Laporan tersebut mengungkapkan bahwa Schwartz pernah memegang 26 juta token XRP, yang mengalami fluktuasi besar seiring perubahan harga setiap tahun. Pada 2012, nilai XRP berada di $0,005, membuat kepemilikannya bernilai $130.000 sebelum cryptocurrency tersebut mencapai $2,30 pada 2017 selama pasar bull. Pada saat itu, stok mantan eksekutif Ripple tersebut bisa bernilai sekitar $59,8 juta.
Setelah ini, BankXRP mengatakan bahwa nilai portofolio Schwartz akan jatuh drastis ketika harga XRP turun ke $0,19 pada 2019, dan akan naik lagi seiring nilai cryptocurrency tersebut naik kembali mendekati $1,00 dalam siklus-siklus terkini. Pada 2024, setelah rally besar-besaran, harga rata-rata XRP berada di $2,08. Ini berarti perkiraan nilai kepemilikan Schwartz akan lebih dari $54 juta.
Untuk 2025 dan 2026, angka terbaru menunjukkan bahwa XRP diperdagangkan pada harga rata-rata masing-masing $1,84 dan $1,40. Tingkat pasar ini akan mempertahankan nilai total kepemilikan mantan CTO tersebut antara $36,4 juta dan $47,8 juta selama dua tahun terakhir.
Perlu dicatat, BankXRP mengatakan bahwa Schwartz memilih untuk menjual sebagian besar tokennya ketika harga sekitar $0,10 per token. Penjualan ini tidak dilakukan dalam satu transaksi tunggal. Mantan CTO Ripple telah melikuidasi sebagian besar kepemilikannya dalam beberapa gelombang antara 2012 dan 2020 sebagai bagian dari strategi pengurangan risikonya.
Penjualan spesifik itu menghasilkan sekitar $2,6 juta baginya pada saat itu, tetapi pasar terus berfluktuasi dengan liar setelahnya. Pada 6 Mei 2026, Schwartz mencatat di X bahwa ia "pernah memiliki 26 juta XRP" tetapi sekarang memegang jauh lebih sedikit.
Schwartz Bicara tentang Strategi Investasinya
Schwartz membagikan detail baru mengenai kepemilikan aset digital pribadinya dan strategi keuangan keseluruhannya di X pekan ini. Mantan CTO Ripple mengungkapkan bahwa ia telah memindahkan sebagian besar kekayaannya menjauh dari eksposur langsung crypto, termasuk XRP.
Schwartz menjelaskan bahwa ia lebih suka membatasi risiko keuangannya meskipun banyak investasi masa lalunya sangat sukses. Ia juga mengklarifikasi bahwa ia tidak memiliki banyak sisa dari stok XRP aslinya karena ia tidak menyukai risiko dan lebih memilih pendekatan investasi yang lebih konservatif.

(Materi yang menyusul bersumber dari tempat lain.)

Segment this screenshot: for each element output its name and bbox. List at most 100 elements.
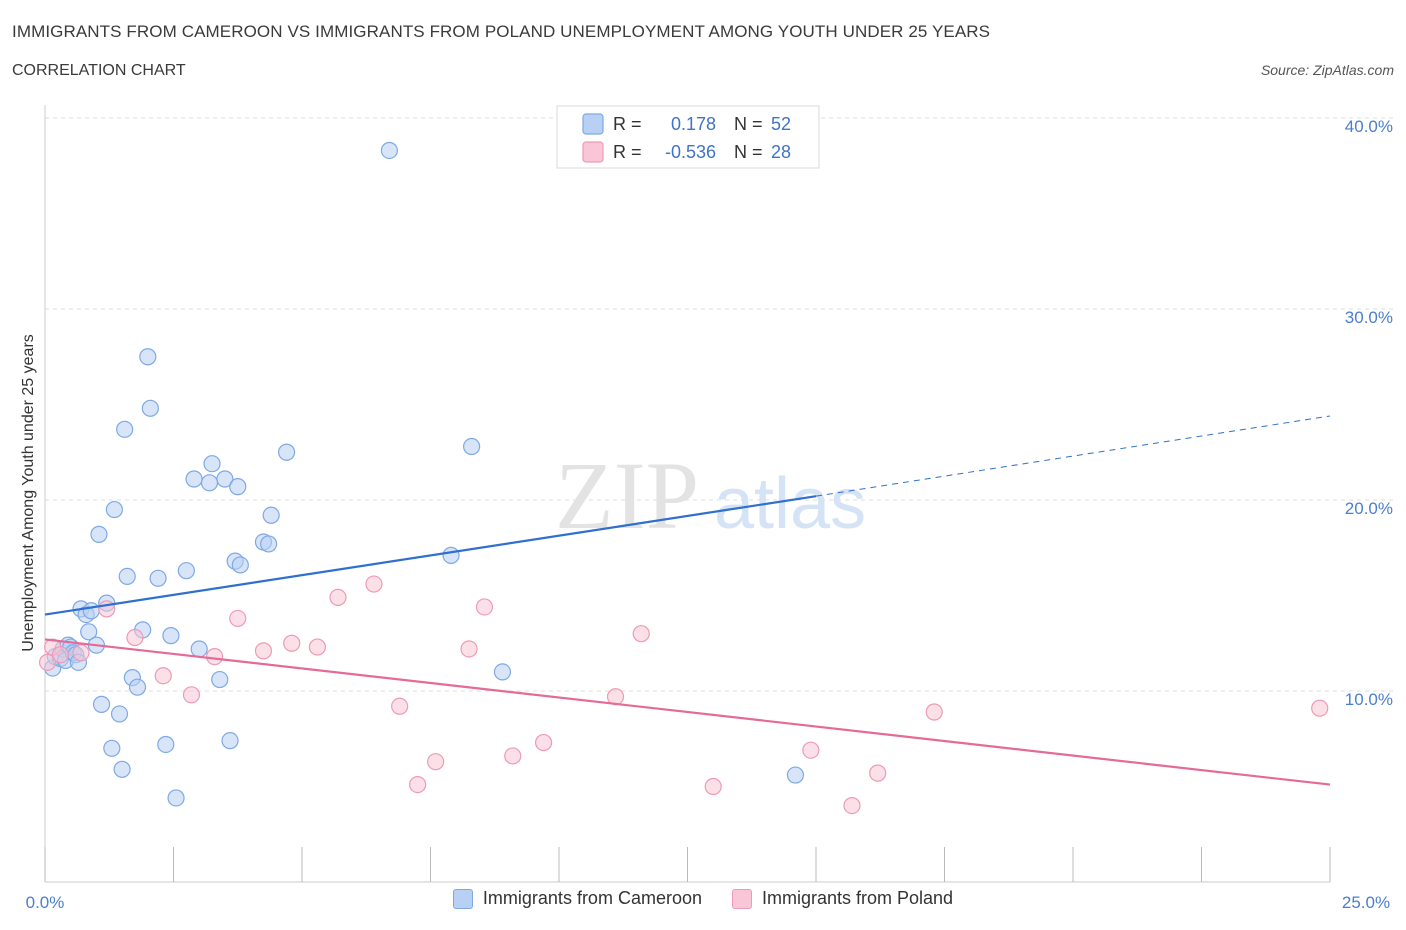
- poland-point: [843, 796, 861, 815]
- cameroon-point: [262, 506, 280, 524]
- poland-point: [254, 642, 273, 660]
- cameroon-point: [190, 640, 208, 658]
- legend-r-value-poland: -0.536: [665, 142, 716, 162]
- legend-label-cameroon: Immigrants from Cameroon: [482, 888, 702, 908]
- poland-point: [182, 686, 201, 704]
- cameroon-point: [105, 500, 123, 519]
- poland-point: [329, 588, 347, 607]
- grid-lines: [45, 117, 1395, 692]
- cameroon-point: [221, 732, 239, 750]
- cameroon-point: [162, 627, 180, 645]
- legend-n-value-poland: 28: [771, 142, 791, 162]
- watermark-atlas: atlas: [714, 464, 866, 544]
- legend-item-cameroon: Immigrants from Cameroon: [452, 888, 702, 909]
- legend-n-value-cameroon: 52: [771, 114, 791, 134]
- legend-label-poland: Immigrants from Poland: [761, 888, 954, 908]
- poland-point: [409, 775, 427, 794]
- chart-subtitle: CORRELATION CHART: [12, 62, 186, 79]
- y-tick-label-40: 40.0%: [1345, 117, 1393, 136]
- cameroon-point: [167, 789, 185, 807]
- trend-lines: [44, 415, 1331, 786]
- legend-n-label-cameroon: N =: [734, 114, 763, 134]
- poland-point: [72, 644, 90, 662]
- x-axis-ticks: [44, 847, 1331, 882]
- cameroon-point: [141, 399, 159, 417]
- series-legend: Immigrants from Cameroon Immigrants from…: [0, 888, 1406, 909]
- cameroon-point: [157, 735, 175, 754]
- poland-point: [308, 638, 327, 656]
- legend-item-poland: Immigrants from Poland: [731, 888, 954, 909]
- cameroon-point: [185, 470, 203, 488]
- legend-r-value-cameroon: 0.178: [671, 114, 716, 134]
- cameroon-point: [118, 567, 136, 586]
- cameroon-point: [231, 556, 249, 574]
- legend-r-label-cameroon: R =: [613, 114, 642, 134]
- poland-point: [365, 575, 383, 593]
- poland-point: [154, 667, 172, 685]
- poland-point: [504, 747, 522, 765]
- poland-point: [229, 609, 247, 628]
- y-tick-label-30: 30.0%: [1345, 308, 1393, 327]
- legend-n-label-poland: N =: [734, 142, 763, 162]
- series-cameroon-points: [44, 141, 805, 807]
- poland-point: [632, 625, 650, 643]
- y-axis-tick-labels: 10.0% 20.0% 30.0% 40.0%: [1345, 117, 1393, 709]
- cameroon-point: [128, 678, 147, 696]
- cameroon-point: [92, 695, 111, 713]
- poland-point: [126, 628, 144, 647]
- correlation-legend: R = 0.178 N = 52 R = -0.536 N = 28: [556, 105, 820, 169]
- poland-point: [704, 777, 722, 796]
- y-tick-label-10: 10.0%: [1345, 690, 1393, 709]
- chart-title: IMMIGRANTS FROM CAMEROON VS IMMIGRANTS F…: [12, 22, 991, 41]
- cameroon-point: [90, 525, 108, 543]
- cameroon-point: [463, 437, 481, 456]
- cameroon-point: [177, 562, 195, 580]
- y-tick-label-20: 20.0%: [1345, 499, 1393, 518]
- poland-point: [391, 697, 409, 715]
- cameroon-point: [277, 443, 296, 461]
- source-label: Source: ZipAtlas.com: [1260, 62, 1394, 78]
- poland-point: [206, 648, 224, 666]
- cameroon-point: [493, 663, 512, 681]
- series-poland-points: [38, 575, 1329, 815]
- cameroon-point: [203, 455, 221, 473]
- poland-point: [38, 653, 57, 671]
- legend-swatch-poland-bottom: [731, 888, 752, 909]
- x-tick-label-max: 25.0%: [1342, 893, 1390, 912]
- cameroon-point: [200, 474, 219, 492]
- cameroon-point: [103, 739, 121, 757]
- poland-point: [283, 634, 301, 652]
- cameroon-point: [216, 470, 234, 488]
- poland-point: [534, 733, 553, 752]
- cameroon-point: [786, 766, 805, 784]
- cameroon-point: [139, 348, 157, 366]
- legend-swatch-cameroon-bottom: [452, 888, 473, 909]
- cameroon-point: [380, 141, 398, 160]
- poland-point: [802, 741, 820, 759]
- poland-point: [1311, 699, 1329, 717]
- poland-point: [427, 753, 445, 771]
- cameroon-point: [113, 760, 131, 778]
- cameroon-point: [149, 569, 167, 587]
- cameroon-point: [116, 420, 134, 438]
- poland-point: [460, 640, 478, 658]
- legend-r-label-poland: R =: [613, 142, 642, 162]
- watermark-zip: ZIP: [555, 442, 699, 549]
- cameroon-trend-extension: [815, 415, 1331, 497]
- y-axis-label: Unemployment Among Youth under 25 years: [20, 334, 37, 652]
- poland-trend-line: [44, 638, 1331, 786]
- cameroon-trend-line: [44, 495, 817, 616]
- legend-swatch-cameroon: [582, 113, 604, 135]
- cameroon-point: [82, 602, 100, 620]
- poland-point: [475, 598, 494, 616]
- poland-point: [51, 646, 70, 664]
- cameroon-point: [442, 546, 460, 564]
- cameroon-point: [229, 478, 247, 496]
- cameroon-point: [259, 535, 278, 553]
- cameroon-point: [211, 670, 229, 689]
- poland-point: [869, 764, 887, 782]
- cameroon-point: [110, 705, 129, 723]
- poland-point: [925, 703, 943, 721]
- cameroon-point: [80, 623, 98, 641]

Meskipun ia memandang cryptocurrency sebagai peluang langka untuk membangun kekayaan, Schwartz mengatakan ia nyaman melewatkan potensi keuntungan besar. Ini karena ia memilih untuk memprioritaskan stabilitas di atas keuntungan setinggi mungkin di pasar yang volatile.

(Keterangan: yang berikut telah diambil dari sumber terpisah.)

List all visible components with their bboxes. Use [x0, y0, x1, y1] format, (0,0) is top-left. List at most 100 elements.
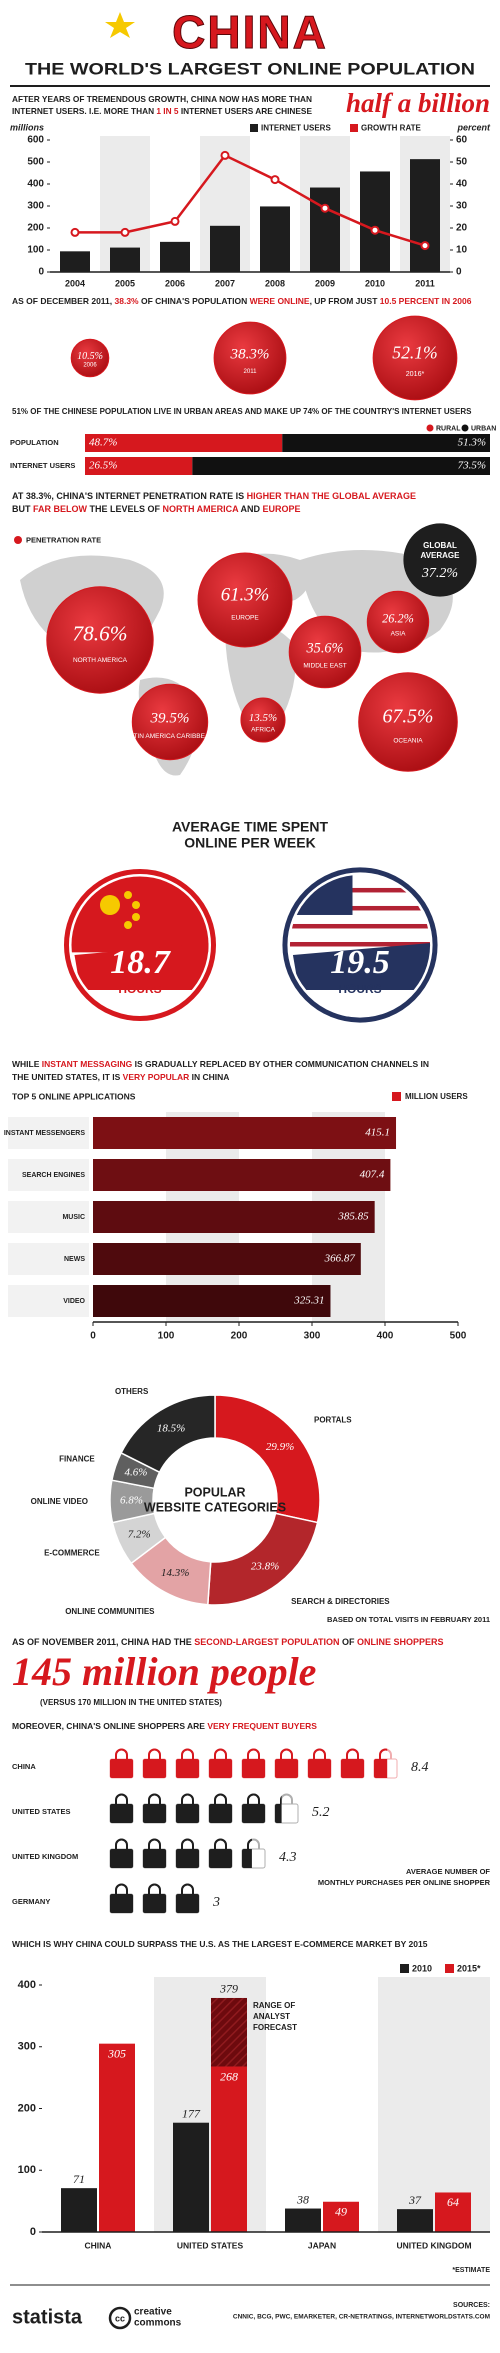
bar: [397, 2209, 433, 2232]
sentence-part: IS GRADUALLY REPLACED BY OTHER COMMUNICA…: [132, 1059, 429, 1069]
value-label: 61.3%: [221, 585, 270, 606]
y2-tick-label: 20: [456, 223, 468, 234]
sentence: WHILE INSTANT MESSAGING IS GRADUALLY REP…: [12, 1059, 429, 1069]
y2-tick-label: 10: [456, 245, 468, 256]
bag-body: [143, 1849, 166, 1868]
bag-handle: [346, 1748, 359, 1759]
bag-handle: [214, 1793, 227, 1804]
sentence-part: HIGHER THAN THE GLOBAL AVERAGE: [247, 491, 416, 501]
value-label: 78.6%: [73, 622, 128, 646]
highlight: half a billion: [346, 88, 490, 118]
section-title: AVERAGE TIME SPENT: [172, 819, 329, 835]
point: [370, 225, 380, 235]
category-label: SEARCH & DIRECTORIES: [291, 1597, 390, 1606]
bag-handle: [148, 1838, 161, 1849]
note: AVERAGE NUMBER OF: [406, 1867, 490, 1876]
y-axis-label: millions: [10, 122, 44, 132]
pictogram: [110, 1793, 282, 1823]
bag-handle: [181, 1748, 194, 1759]
value-label: 13.5%: [249, 712, 277, 724]
flag-stripe: [289, 878, 431, 884]
reference-label: GLOBAL: [423, 541, 457, 550]
legend-label: GROWTH RATE: [361, 124, 422, 133]
sentence-part: VERY FREQUENT BUYERS: [207, 1721, 317, 1731]
highlight: 145 million people: [12, 1649, 316, 1694]
point: [120, 227, 130, 237]
bag-body: [209, 1849, 232, 1868]
sentence-part: WHILE: [12, 1059, 42, 1069]
label-box: [8, 1243, 89, 1275]
reference-label: AVERAGE: [421, 551, 461, 560]
sentence-part: THE UNITED STATES, IT IS: [12, 1072, 123, 1082]
bag-body: [209, 1759, 232, 1778]
reference-value: 37.2%: [421, 566, 458, 581]
y-tick-label: 0: [38, 267, 44, 278]
bar: [260, 206, 290, 272]
bar-segment: [85, 434, 283, 452]
bar: [110, 247, 140, 272]
bag-handle: [181, 1793, 194, 1804]
sentence-part: BUT: [12, 504, 33, 514]
value-label: 4.3: [279, 1850, 297, 1865]
donut-slice: [214, 1394, 321, 1524]
stripe: [378, 1977, 490, 2232]
category-label: ASIA: [391, 630, 406, 637]
legend-swatch: [461, 424, 469, 432]
bag-body: [242, 1849, 252, 1868]
bag-handle: [280, 1748, 293, 1759]
value-label: 71: [73, 2172, 85, 2186]
bar: [93, 1243, 361, 1275]
flag-star: [100, 895, 120, 915]
y2-tick-label: 40: [456, 179, 468, 190]
bag-body: [143, 1759, 166, 1778]
bubble: [197, 552, 293, 648]
category-label: NORTH AMERICA: [73, 657, 128, 664]
bar: [99, 2043, 135, 2232]
sentence-part: OF CHINA'S POPULATION: [139, 296, 250, 306]
x-tick-label: 2005: [115, 278, 135, 288]
sentence-part: 1 IN 5: [156, 106, 178, 116]
sentence-part: INTERNET USERS. I.E. MORE THAN: [12, 106, 156, 116]
category-label: MUSIC: [62, 1214, 85, 1221]
bag-body: [176, 1894, 199, 1913]
value-label: 48.7%: [89, 437, 117, 449]
bag-handle: [115, 1883, 128, 1894]
x-tick-label: 0: [90, 1331, 96, 1342]
bag-handle: [148, 1793, 161, 1804]
flag-stripe: [289, 896, 431, 902]
bar: [173, 2122, 209, 2232]
value-label: 366.87: [324, 1253, 356, 1265]
x-tick-label: 200: [231, 1331, 248, 1342]
y-tick-label: 500: [27, 157, 44, 168]
legend-swatch: [400, 1964, 409, 1973]
y-tick-label: 200: [18, 2102, 36, 2114]
donut-title: POPULAR: [184, 1485, 245, 1499]
category-label: OTHERS: [115, 1387, 149, 1396]
sentence: INTERNET USERS. I.E. MORE THAN 1 IN 5 IN…: [12, 106, 312, 116]
sentence-part: NORTH AMERICA: [163, 504, 240, 514]
value-label: 3: [212, 1895, 220, 1910]
bag-body: [275, 1804, 282, 1823]
value-label: 7.2%: [128, 1528, 151, 1540]
value-label: 8.4: [411, 1760, 429, 1775]
bag-body: [242, 1804, 265, 1823]
category-label: CHINA: [12, 1762, 36, 1771]
category-label: NEWS: [64, 1256, 85, 1263]
sources: CNNIC, BCG, PWC, EMARKETER, CR-NETRATING…: [233, 2314, 490, 2321]
legend-label: RURAL: [436, 425, 461, 432]
sentence: AT 38.3%, CHINA'S INTERNET PENETRATION R…: [12, 491, 416, 501]
sentence-part: INTERNET USERS ARE CHINESE: [179, 106, 313, 116]
point: [70, 227, 80, 237]
bubble: [240, 697, 286, 743]
bag-handle: [313, 1748, 326, 1759]
bubble: [288, 615, 362, 689]
bar: [410, 159, 440, 272]
point: [170, 216, 180, 226]
value-label: 4.6%: [124, 1467, 147, 1479]
value-label: 35.6%: [306, 640, 344, 656]
x-tick-label: 2007: [215, 278, 235, 288]
value-label: 67.5%: [383, 706, 434, 728]
value-label: 10.5%: [77, 351, 103, 362]
sentence: WHICH IS WHY CHINA COULD SURPASS THE U.S…: [12, 1939, 428, 1949]
sentence-part: AS OF NOVEMBER 2011, CHINA HAD THE: [12, 1637, 194, 1647]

Mantan CTO Ripple itu juga menyebutkan bahwa ia bisa saja menjadi seorang miliarder jika ia bersedia mengambil lebih banyak risiko dengan portofolionya. Ia percaya bahwa tingkat kesuksesannya saat ini sesuai dengan tingkat risiko yang siap ia terima selama bertahun-tahun. Saat ini, kait utamanya dengan industri blockchain berasal dari kepemilikan saham Ripple. Ia mengatakan bahwa posisi tersebut memberinya eksposur yang cukup ke ruang crypto sambil memungkinkan keuangan lainnya tetap aman.